About All This Biometric Hoo-Ha
For the record, I don’t think the new “fingerprinting and photographing” initiative is a good idea. Setting aside the privacy concerns — after all, foreign visitors have a much lower expectation of privacy than do citizens (or residents) — I think there’s a serious potential for negative impact on the American tourism industry. Not to mention the backlash from American visitors to countries like Brazil, where they’ve decided to implement a retaliatory fingerprinting system, and one that will doubtless cause substantially longer delays than its American counterpart.
Then again, I don’t for a moment believe the cited “fifteen seconds” the U.S. analysis will supposedly take. But that’s another issue.
But despite all this, there’s another downside that’s too often being swept under the rug. Adam and I were having a conversation with another coworker last night — a true conservative in the objectivist vein, but still an okay guy (well, more or less, anyway). Let’s call him “Rich,” since, well, that’s his name. Rich brought up the Bruce Schneier axiom that a true evaluation of a security system should not be how well it works, but how well it fails.
And all systems fail. Murphy’s Law.
What are the consequences of biometric system failure? Well, the physical risks are easy to imagine. Need a thumbprint to access an ATM? Meet one determined thief and it’s bye-bye, thumb (there are, of course, other ways to fake a thumbprint, but they don’t create quite so visceral an image). If you want to get even more gruesome, you can imagine similar consequences for iris or retinal scans; thankfully, at the level of street crime, that’s probably solely the province of science fiction. Ever wonder why you don’t see couriers handcuffed to briefcases so much anymore? If someone’s really determined to get that case...

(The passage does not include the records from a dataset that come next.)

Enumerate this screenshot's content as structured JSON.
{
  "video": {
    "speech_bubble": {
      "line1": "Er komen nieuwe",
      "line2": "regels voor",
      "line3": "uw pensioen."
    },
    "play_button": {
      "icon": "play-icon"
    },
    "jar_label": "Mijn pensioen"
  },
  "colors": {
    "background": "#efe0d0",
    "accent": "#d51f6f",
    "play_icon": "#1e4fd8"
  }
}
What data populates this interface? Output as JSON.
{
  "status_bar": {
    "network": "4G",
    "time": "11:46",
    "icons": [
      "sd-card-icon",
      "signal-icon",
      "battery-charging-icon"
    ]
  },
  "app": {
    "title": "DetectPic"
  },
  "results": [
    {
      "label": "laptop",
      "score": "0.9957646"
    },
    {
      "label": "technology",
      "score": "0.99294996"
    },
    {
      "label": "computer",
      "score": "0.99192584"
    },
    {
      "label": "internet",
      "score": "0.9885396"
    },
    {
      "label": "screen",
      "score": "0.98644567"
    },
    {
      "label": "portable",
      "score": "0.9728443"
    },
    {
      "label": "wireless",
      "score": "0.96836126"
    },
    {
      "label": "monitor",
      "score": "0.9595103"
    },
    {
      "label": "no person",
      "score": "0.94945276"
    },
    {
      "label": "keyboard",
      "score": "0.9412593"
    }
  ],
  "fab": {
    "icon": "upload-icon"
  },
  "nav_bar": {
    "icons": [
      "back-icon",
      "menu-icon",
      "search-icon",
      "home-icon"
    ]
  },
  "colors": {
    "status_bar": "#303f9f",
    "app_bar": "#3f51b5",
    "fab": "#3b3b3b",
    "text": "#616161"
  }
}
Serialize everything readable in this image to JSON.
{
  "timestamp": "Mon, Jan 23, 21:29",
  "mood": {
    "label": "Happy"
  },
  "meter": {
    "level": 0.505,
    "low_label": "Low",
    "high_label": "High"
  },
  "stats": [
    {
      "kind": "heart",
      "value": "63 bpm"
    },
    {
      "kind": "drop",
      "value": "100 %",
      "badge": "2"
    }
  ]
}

But we don’t even need to go to such morbid lengths to make the point. Someone steals a computer password, and beyond the initial loss, you can implement a new password. Lose a credit card? The bank can issue a new one. A thief gets hold of your biometric data, and there’s no way for you to change it (again, except in Hollywood). You think recovering from identity theft is tough now, wait until your very person — fingerprints, retinal scans, DNA — is encoded and available for thieves.
See, every once in a while, those conservatives do bring up a damn good point.